Using SLIP to short

Discussion in 'Order Execution' started by chiefraven, Jan 4, 2006.

  1. what do you mean i have to pay the price between the bid and offer back? how does this work? could you eleborate it a little bit?
     
    #11     Jan 4, 2006
  2. If you SLP into a spread I think greater than 3 cents on avg, you will be charged extra and if you SLP into a spread of less than 3 cents on avg, you will get a rebate.

     
    #12     Jan 4, 2006
  3. Casey30

    Casey30


    If you used this 4 times in a day, what is up with all the questions, why don't you ask someone at your firm?
     
    #13     Jan 4, 2006
  4. 'cuz i just noticed it when i got home when i was going over all the trades and my p/l.... and i was astounded.
     
    #14     Jan 4, 2006
  5. bdon

    bdon

    you hit the bid and get the offer as your official fill, but you still have to pay that spread back to essex. Hit .35 get filled at .39. pay the extra .04 difference on your sheets. actually the ticket charge assumed a .01 difference so you only would pay an additional .03 cents in that above example.

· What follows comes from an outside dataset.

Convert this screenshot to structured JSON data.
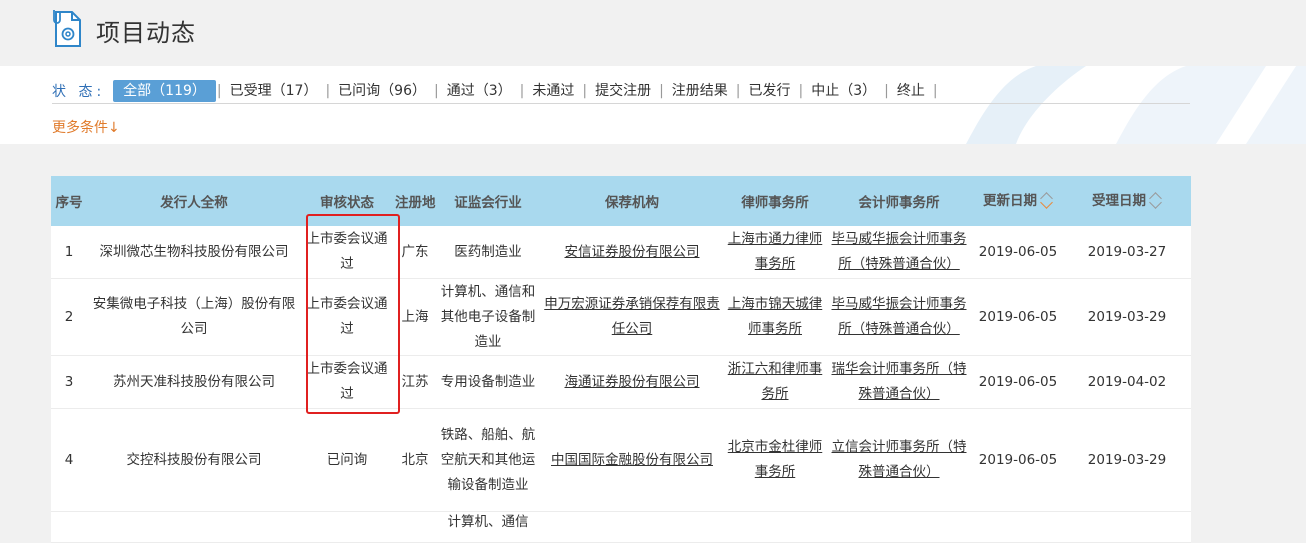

    Steve I know I never got rebated for an SLP. I was being charged 3 cents/ shr.
     
    #15     Jan 5, 2006
  6. I hardly ever use them, but a few guys at my firm do a lot and they say that once a month, they either get a rebate from essex or they get an additional charge.


     
    #16     Jan 5, 2006
  7. Bomber

    Bomber

    I've just come across this forum and now this thread and can't believe the malarkey I'm reading.

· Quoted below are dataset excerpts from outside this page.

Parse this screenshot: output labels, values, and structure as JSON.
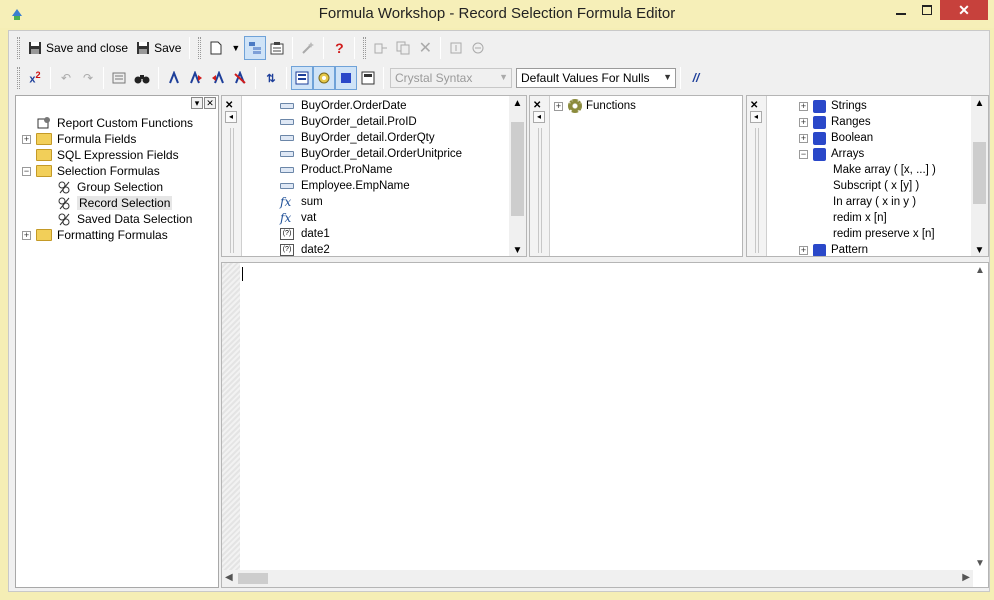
{
  "window": {
    "title": "Formula Workshop - Record Selection Formula Editor"
  },
  "toolbar1": {
    "save_close_label": "Save and close",
    "save_label": "Save"
  },
  "toolbar2": {
    "syntax_combo": "Crystal Syntax",
    "nulls_combo": "Default Values For Nulls",
    "comment_label": "//"
  },
  "workshop_tree": {
    "items": [
      {
        "label": "Report Custom Functions"
      },
      {
        "label": "Formula Fields"
      },
      {
        "label": "SQL Expression Fields"
      },
      {
        "label": "Selection Formulas"
      },
      {
        "label": "Group Selection"
      },
      {
        "label": "Record Selection"
      },
      {
        "label": "Saved Data Selection"
      },
      {
        "label": "Formatting Formulas"
      }
    ]
  },
  "fields_list": {
    "items": [
      {
        "label": "BuyOrder.OrderDate",
        "icon": "field-icon"
      },
      {
        "label": "BuyOrder_detail.ProID",
        "icon": "field-icon"
      },
      {
        "label": "BuyOrder_detail.OrderQty",
        "icon": "field-icon"
      },
      {
        "label": "BuyOrder_detail.OrderUnitprice",
        "icon": "field-icon"
      },
      {
        "label": "Product.ProName",
        "icon": "field-icon"
      },
      {
        "label": "Employee.EmpName",
        "icon": "field-icon"
      },
      {
        "label": "sum",
        "icon": "formula-icon"
      },
      {
        "label": "vat",
        "icon": "formula-icon"
      },
      {
        "label": "date1",
        "icon": "parameter-icon"
      },
      {
        "label": "date2",
        "icon": "parameter-icon"
      }
    ],
    "fx_glyph": "fx",
    "param_glyph": "(?)"
  },
  "functions_list": {
    "items": [
      {
        "label": "Functions"
      }
    ]
  },
  "operators_list": {
    "items": [
      {
        "label": "Strings"
      },
      {
        "label": "Ranges"
      },
      {
        "label": "Boolean"
      },
      {
        "label": "Arrays"
      },
      {
        "label": "Make array ( [x, ...] )"
      },
      {
        "label": "Subscript ( x [y] )"
      },
      {
        "label": "In array ( x in y )"
      },
      {
        "label": "redim x [n]"
      },
      {
        "label": "redim preserve x [n]"
      },
      {
        "label": "Pattern"
      }
    ]
  }
}
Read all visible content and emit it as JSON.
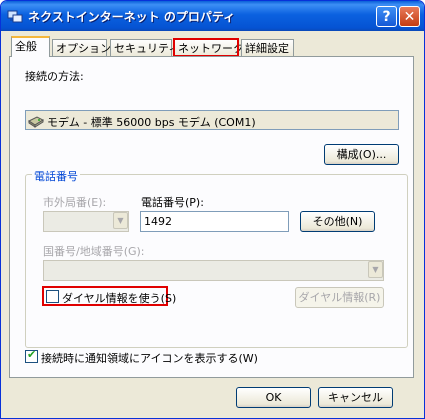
{
  "window": {
    "title": "ネクストインターネット のプロパティ",
    "help_label": "?",
    "close_label": "✕"
  },
  "tabs": [
    {
      "label": "全般",
      "active": true
    },
    {
      "label": "オプション"
    },
    {
      "label": "セキュリティ"
    },
    {
      "label": "ネットワーク",
      "highlighted": true
    },
    {
      "label": "詳細設定"
    }
  ],
  "connection": {
    "label": "接続の方法:",
    "modem_text": "モデム - 標準 56000 bps モデム (COM1)",
    "configure_label": "構成(O)..."
  },
  "phone": {
    "group_title": "電話番号",
    "area_code_label": "市外局番(E):",
    "area_code_value": "",
    "phone_label": "電話番号(P):",
    "phone_value": "1492",
    "other_label": "その他(N)",
    "country_label": "国番号/地域番号(G):",
    "country_value": "",
    "use_dialing_label": "ダイヤル情報を使う(S)",
    "use_dialing_checked": false,
    "dialing_rules_label": "ダイヤル情報(R)"
  },
  "notify": {
    "label": "接続時に通知領域にアイコンを表示する(W)",
    "checked": true
  },
  "footer": {
    "ok_label": "OK",
    "cancel_label": "キャンセル"
  },
  "colors": {
    "titlebar": "#0553d3",
    "highlight": "#e00000",
    "group_title": "#0046d5"
  }
}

    First of all, from what I understand SLP is an acronym for Short Liquidity Provider. Essex is a liquidity pool, which also makes them an LLP (long liquidity provider). Look at www.essexradez.com. Look under V-Fill. Your B/D imposes any restrictions that are spoken of here. There are certainly no spread limitations on Essexs part that I'm aware of.

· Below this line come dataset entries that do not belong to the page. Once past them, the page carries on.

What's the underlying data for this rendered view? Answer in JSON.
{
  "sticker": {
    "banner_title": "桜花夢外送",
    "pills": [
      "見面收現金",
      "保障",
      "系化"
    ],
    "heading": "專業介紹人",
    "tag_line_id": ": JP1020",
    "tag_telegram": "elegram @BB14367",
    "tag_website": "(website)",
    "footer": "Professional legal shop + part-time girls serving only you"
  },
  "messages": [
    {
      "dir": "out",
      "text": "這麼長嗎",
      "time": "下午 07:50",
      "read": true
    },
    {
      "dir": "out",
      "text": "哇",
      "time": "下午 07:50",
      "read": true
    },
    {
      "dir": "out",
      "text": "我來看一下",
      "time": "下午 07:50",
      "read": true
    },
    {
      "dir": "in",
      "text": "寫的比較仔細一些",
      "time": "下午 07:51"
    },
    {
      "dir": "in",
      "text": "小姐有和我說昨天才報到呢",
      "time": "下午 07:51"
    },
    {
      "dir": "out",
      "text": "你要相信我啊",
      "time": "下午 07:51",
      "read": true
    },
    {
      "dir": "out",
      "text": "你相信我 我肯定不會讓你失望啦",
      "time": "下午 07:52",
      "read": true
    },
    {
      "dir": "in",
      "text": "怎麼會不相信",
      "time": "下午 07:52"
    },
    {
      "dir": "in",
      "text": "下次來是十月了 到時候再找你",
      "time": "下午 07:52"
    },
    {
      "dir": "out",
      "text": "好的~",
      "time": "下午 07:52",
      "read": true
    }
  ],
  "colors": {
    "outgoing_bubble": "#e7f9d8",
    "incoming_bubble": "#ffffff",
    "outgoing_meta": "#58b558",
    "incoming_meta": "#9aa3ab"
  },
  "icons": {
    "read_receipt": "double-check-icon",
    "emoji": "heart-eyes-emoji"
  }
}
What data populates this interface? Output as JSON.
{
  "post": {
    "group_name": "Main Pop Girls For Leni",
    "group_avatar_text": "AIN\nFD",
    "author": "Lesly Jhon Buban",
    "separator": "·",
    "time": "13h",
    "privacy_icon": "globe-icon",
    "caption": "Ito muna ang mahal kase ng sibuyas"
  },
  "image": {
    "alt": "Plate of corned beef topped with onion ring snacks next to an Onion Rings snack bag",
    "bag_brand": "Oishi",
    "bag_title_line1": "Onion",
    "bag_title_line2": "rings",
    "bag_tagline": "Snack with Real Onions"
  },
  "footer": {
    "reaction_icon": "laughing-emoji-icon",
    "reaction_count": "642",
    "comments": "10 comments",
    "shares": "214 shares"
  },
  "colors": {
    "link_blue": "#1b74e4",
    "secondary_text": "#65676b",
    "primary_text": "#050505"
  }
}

    Essex is a brilliant group from my experience. They only ever try to offer the cheapest fill they can. For example: If I sent an order 5 cents (or 10 cents for that matter) below the bid, they will quote me .02 or less if they can. If they can't quote me, they reject it and give me a new quote outside of my limit. I trade several different stocks therefore it makes a whole lot more sense than conversions. They offer nearly any listed stock fill, though I think it's limited to only direct plus eligibility on the short side from my experience?

    Essex certainly doesn't buy prior to filling your short order. They post a quote and place themselves at 100% risk by taking the other side of the order! Their quote (if your firm is showing it) is your net cost plus whatever your firm decides to charge.